When I hung up I saw that Zoe had left me three messages, but I was so eager to get back to the letters that I tossed the phone into my bag without calling her and picked up the fallen pages from the dusty floor. I scanned the last paragraphs I’d already read—the comet night, when the whole world changed, the way he’d pursued her all summer long, the way she’d blamed herself although she’d had no real choice—and came to the place where I’d stopped.

 

It ended when he went on holiday. I stood in the fields as the Silver Ghost passed by. My friends, weeding, said I was pale. They made me sit down to rest, they brought me clusters of red grapes. So sweet, they stained my fingers. The blood of grapes, I kept thinking, those verses from Isaiah, that cry against injustice. The blood of grapes.

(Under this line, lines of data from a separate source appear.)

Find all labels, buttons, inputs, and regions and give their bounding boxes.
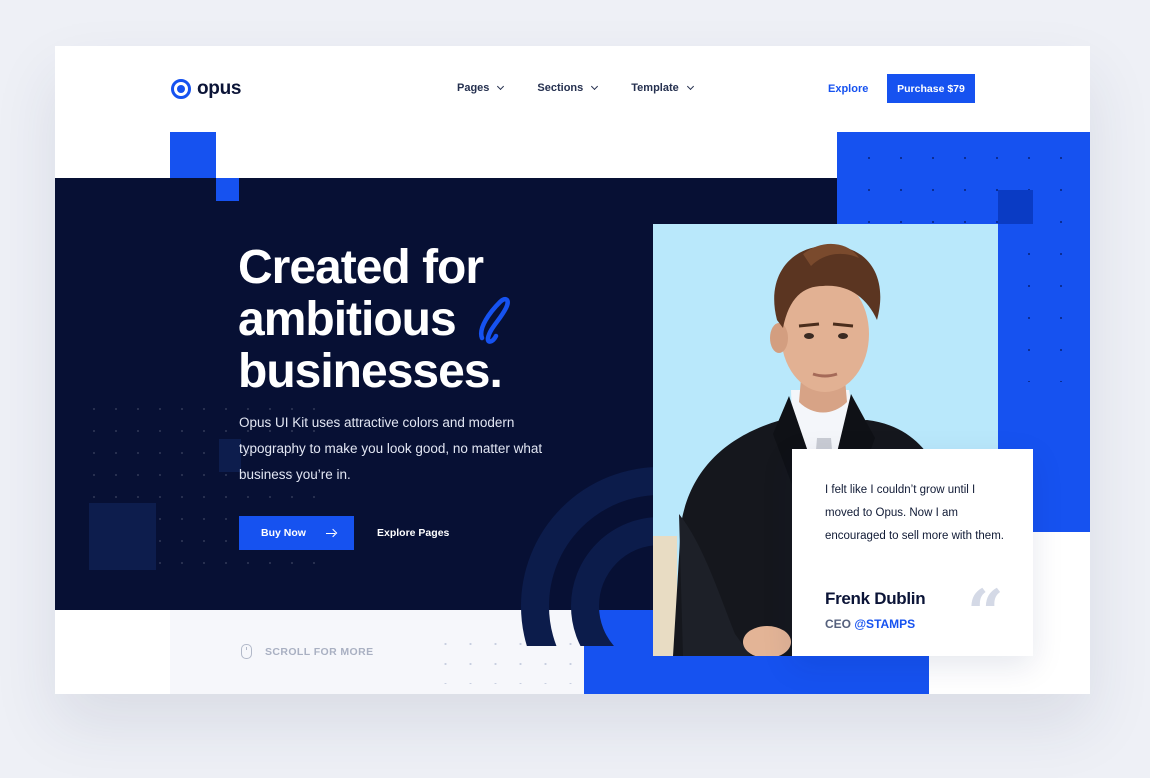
author-company-link[interactable]: @STAMPS xyxy=(854,617,915,631)
chevron-down-icon xyxy=(686,82,694,91)
decor-square-blue xyxy=(170,132,216,178)
headline-line: ambitious xyxy=(238,293,457,346)
decor-square-dark-blue xyxy=(998,190,1033,224)
main-nav: Pages Sections Template xyxy=(457,82,727,94)
decor-square-blue-small xyxy=(216,178,239,201)
headline-line: Created for xyxy=(238,241,484,294)
logo-text: opus xyxy=(197,78,242,99)
mouse-icon xyxy=(241,644,252,659)
testimonial-quote: I felt like I couldn’t grow until I move… xyxy=(825,484,1004,542)
purchase-button[interactable]: Purchase $79 xyxy=(887,74,975,103)
nav-item-label: Sections xyxy=(537,82,584,94)
nav-item-label: Template xyxy=(631,82,679,94)
logo[interactable]: opus xyxy=(171,77,241,101)
logo-icon xyxy=(171,79,191,99)
scroll-hint[interactable]: SCROLL FOR MORE xyxy=(265,646,373,658)
quote-mark-icon: “ xyxy=(967,576,1004,651)
nav-item-pages[interactable]: Pages xyxy=(457,82,505,94)
testimonial-author: Frenk Dublin xyxy=(825,589,926,608)
explore-link[interactable]: Explore xyxy=(828,83,868,95)
buy-now-label: Buy Now xyxy=(261,527,306,539)
squiggle-icon xyxy=(478,296,510,344)
chevron-down-icon xyxy=(591,82,599,91)
testimonial-role: CEO @STAMPS xyxy=(825,617,915,631)
headline-line: businesses. xyxy=(238,345,503,398)
nav-item-sections[interactable]: Sections xyxy=(537,82,599,94)
arrow-right-icon xyxy=(325,529,336,537)
nav-item-label: Pages xyxy=(457,82,490,94)
hero-subtext: Opus UI Kit uses attractive colors and m… xyxy=(239,415,543,482)
testimonial-card: I felt like I couldn’t grow until I move… xyxy=(792,449,1033,656)
nav-item-template[interactable]: Template xyxy=(631,82,694,94)
decor-square-navy xyxy=(89,503,156,570)
page-card: opus Pages Sections Template Explore Pur… xyxy=(55,46,1090,694)
explore-pages-link[interactable]: Explore Pages xyxy=(377,527,449,539)
chevron-down-icon xyxy=(497,82,505,91)
hero-headline: Created for ambitious businesses. xyxy=(238,242,578,398)
decor-square-navy-small xyxy=(219,439,241,472)
buy-now-button[interactable]: Buy Now xyxy=(239,516,354,550)
author-title: CEO xyxy=(825,617,852,631)
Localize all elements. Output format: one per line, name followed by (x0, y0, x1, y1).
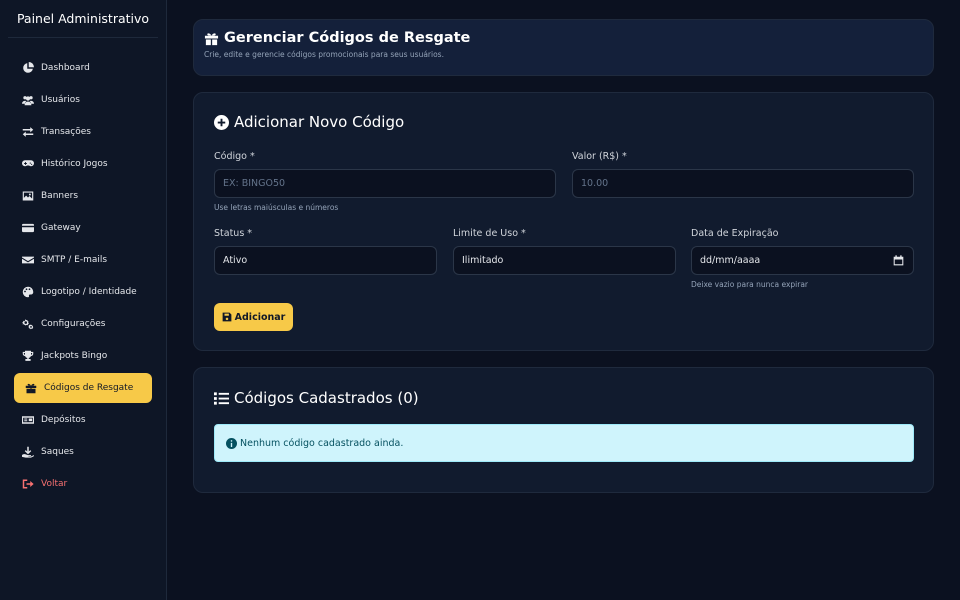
plus-circle-icon (214, 114, 229, 130)
value-label: Valor (R$) * (572, 151, 627, 162)
sidebar-nav: Dashboard Usuários Transações Histórico … (0, 53, 166, 499)
sidebar-item-label: Logotipo / Identidade (41, 287, 137, 297)
status-label: Status * (214, 228, 253, 239)
id-card-icon (21, 414, 34, 427)
sign-out-icon (21, 478, 34, 491)
envelope-icon (21, 254, 34, 267)
empty-alert-text: Nenhum código cadastrado ainda. (240, 437, 404, 449)
sidebar-item-logo[interactable]: Logotipo / Identidade (14, 277, 152, 307)
save-icon (222, 312, 232, 322)
sidebar-item-banners[interactable]: Banners (14, 181, 152, 211)
codes-list-card: Códigos Cadastrados (0) Nenhum código ca… (193, 367, 934, 493)
sidebar-item-label: Usuários (41, 95, 80, 105)
page-header: Gerenciar Códigos de Resgate Crie, edite… (193, 19, 934, 76)
sidebar-item-transactions[interactable]: Transações (14, 117, 152, 147)
expiry-help: Deixe vazio para nunca expirar (691, 280, 809, 289)
add-code-card: Adicionar Novo Código Código * Use letra… (193, 92, 934, 351)
sidebar-item-game-history[interactable]: Histórico Jogos (14, 149, 152, 179)
sidebar-item-label: Voltar (41, 479, 68, 489)
add-button[interactable]: Adicionar (214, 303, 293, 331)
sidebar-item-withdrawals[interactable]: Saques (14, 437, 152, 467)
expiry-label: Data de Expiração (691, 228, 779, 239)
gamepad-icon (21, 158, 34, 171)
sidebar-item-back[interactable]: Voltar (14, 469, 152, 499)
page-subtitle: Crie, edite e gerencie códigos promocion… (204, 50, 444, 59)
sidebar-item-label: SMTP / E-mails (41, 255, 108, 265)
sidebar-item-label: Saques (41, 447, 74, 457)
sidebar: Painel Administrativo Dashboard Usuários… (0, 0, 167, 600)
sidebar-item-label: Configurações (41, 319, 106, 329)
sidebar-item-deposits[interactable]: Depósitos (14, 405, 152, 435)
sidebar-item-settings[interactable]: Configurações (14, 309, 152, 339)
sidebar-item-label: Depósitos (41, 415, 86, 425)
sidebar-item-label: Histórico Jogos (41, 159, 108, 169)
info-icon (226, 437, 237, 449)
sidebar-brand: Painel Administrativo (8, 0, 158, 38)
sidebar-item-label: Transações (41, 127, 91, 137)
users-icon (21, 94, 34, 107)
code-label: Código * (214, 151, 255, 162)
limit-select[interactable]: Ilimitado (453, 246, 676, 275)
codes-list-title-text: Códigos Cadastrados (0) (234, 389, 419, 407)
sidebar-item-smtp[interactable]: SMTP / E-mails (14, 245, 152, 275)
sidebar-item-gateway[interactable]: Gateway (14, 213, 152, 243)
code-input[interactable] (214, 169, 556, 198)
list-icon (214, 391, 229, 405)
sidebar-item-label: Gateway (41, 223, 81, 233)
palette-icon (21, 286, 34, 299)
hand-holding-icon (21, 446, 34, 459)
sidebar-item-label: Banners (41, 191, 79, 201)
add-code-title: Adicionar Novo Código (214, 113, 404, 131)
code-help: Use letras maiúsculas e números (214, 203, 339, 212)
sidebar-item-redeem-codes[interactable]: Códigos de Resgate (14, 373, 152, 403)
add-code-title-text: Adicionar Novo Código (234, 113, 405, 131)
sidebar-item-dashboard[interactable]: Dashboard (14, 53, 152, 83)
trophy-icon (21, 350, 34, 363)
chart-pie-icon (21, 62, 34, 75)
status-select[interactable]: Ativo (214, 246, 437, 275)
sidebar-item-label: Dashboard (41, 63, 90, 73)
page-title: Gerenciar Códigos de Resgate (204, 30, 923, 46)
gift-icon (204, 32, 219, 45)
add-button-label: Adicionar (234, 311, 286, 323)
codes-list-title: Códigos Cadastrados (0) (214, 389, 419, 407)
empty-alert: Nenhum código cadastrado ainda. (214, 424, 914, 462)
page-title-text: Gerenciar Códigos de Resgate (224, 30, 471, 46)
expiry-date-input[interactable]: dd/mm/aaaa (691, 246, 914, 275)
gift-icon (24, 382, 37, 395)
exchange-icon (21, 126, 34, 139)
sidebar-item-users[interactable]: Usuários (14, 85, 152, 115)
credit-card-icon (21, 222, 34, 235)
sidebar-item-label: Códigos de Resgate (44, 383, 134, 393)
value-input[interactable] (572, 169, 914, 198)
calendar-icon[interactable] (893, 255, 904, 266)
sidebar-item-jackpots[interactable]: Jackpots Bingo (14, 341, 152, 371)
cogs-icon (21, 318, 34, 331)
limit-label: Limite de Uso * (453, 228, 526, 239)
images-icon (21, 190, 34, 203)
sidebar-item-label: Jackpots Bingo (41, 351, 108, 361)
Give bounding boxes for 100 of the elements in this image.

It was Joseph I finally told. The Wyndhams had returned by then. Grim, he went up to the manor house.

I waited outside. I waited for Geoffrey. I’d been inside the manor house just once, the ceilings so tall and the furniture all beautiful, and the servants scrubbing floors or making food and serving it on silver trays. Soon I would know how it was to live there, to drink lemonade or chocolate all day long.

I was so young. I see that now. Yet he had promised to marry me. I felt so sure that I could hardly understand what Joseph was saying when he came out alone, an envelope in his hand, talking about the new life we would have, both of us. How we could travel to America and start again. How no one would ever have to know. We would help each other—a whole new life.

He had piles of money. Passage to America. I touched it, then pulled away.

“But he said he’d marry me”.

“Don’t be daft. Be glad he gave this money to start your life again”.

“Start my life again?”

“A new beginning, yes”.

I remembered the silver auto flashing in the trees, and the scattered stones of the ruins, and the comet.